Akhirnya Hamid memutuskan untuk mengambil tas itu. Ia berniat untuk menyerahkan tas yang ditemukannya itu pada polisi. Ia bergegas menuju pos polisi. Namun di tengah perjalanan ada suara dari nafsunya berbicara :
      “Apa tidak sebaiknya kau buka tas itu untuk mengetahui isinya. Jangan-jangan isinya barang yang tidak baik. Jangan-jangan isinya bom.”
      “Eh jangan kau buka. Itu tas milik orang. Langsung serahkan saja pada polisi, biar polisi yang membuka.”
      “Buka dulu. Kalau isinya obat terlarang kau nanti malah mendapat masalah. Kau bisa kena hukuman berat.”
      “Kau tidak punya hak membuka tas orang. Serahkan pada polisi dan ceritakan apa adanya dengan jujur. Orang jujur pasti mujur.”
      “Masalahnya bukan jujurnya. Biar selamat, buka dan ketahui isinya. Orang jujur yang tidak mujur malah hancur juga ada ! Pokoknya aku sudah memberi tahumu untuk membuka tas itu. Kalau isinya obat terlarang bisa langsung kau buang. Dan kau akan selamat.”
      Ternyata Hamid mengikuti kata hatinya yang mengajaknya untuk membuka tas itu. Perlahan-lahan, di tempat yang sepi Hamid membuka tas itu. Ia sangat terkejut melihat isi tas itu. Isinya adalah uang sebesar sepuluh ribu pound, permata, alat-alat kecantikan dan surat-surat berharga. Melihat uang sebesar itu terjadilah pergolakan hebat dalam hatinya.
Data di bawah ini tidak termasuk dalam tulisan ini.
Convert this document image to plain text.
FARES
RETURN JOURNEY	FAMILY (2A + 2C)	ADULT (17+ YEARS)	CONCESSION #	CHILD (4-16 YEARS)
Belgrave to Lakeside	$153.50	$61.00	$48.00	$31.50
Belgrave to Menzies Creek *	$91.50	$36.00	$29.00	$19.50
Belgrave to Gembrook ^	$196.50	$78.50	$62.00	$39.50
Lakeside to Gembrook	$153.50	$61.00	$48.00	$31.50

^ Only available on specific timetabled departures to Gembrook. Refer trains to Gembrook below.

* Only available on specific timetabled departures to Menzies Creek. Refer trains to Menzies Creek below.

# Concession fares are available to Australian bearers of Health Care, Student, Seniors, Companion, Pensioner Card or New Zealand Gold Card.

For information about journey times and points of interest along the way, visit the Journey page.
      “Sebaiknya aku serahkan uang ini atau tidak pada polisi?” Sebuah pertanyaan muncul dri sudut hatinya. Lalu terbayanglah ayahnya yang sedang sakit keras. Ibunya yang harus mencuci mobil tiap pagi di musim dingin. Adiknya yang belum bayar SPP. Kedua adiknya yang memerlukan susu. Terbayanglah semua penderitaannya yang disebabkan oleh kemiskinan. Kini, di tangannya ada uang yang banyak, juga permata. Dengan uang itu ia bisa melakukan banyak hal.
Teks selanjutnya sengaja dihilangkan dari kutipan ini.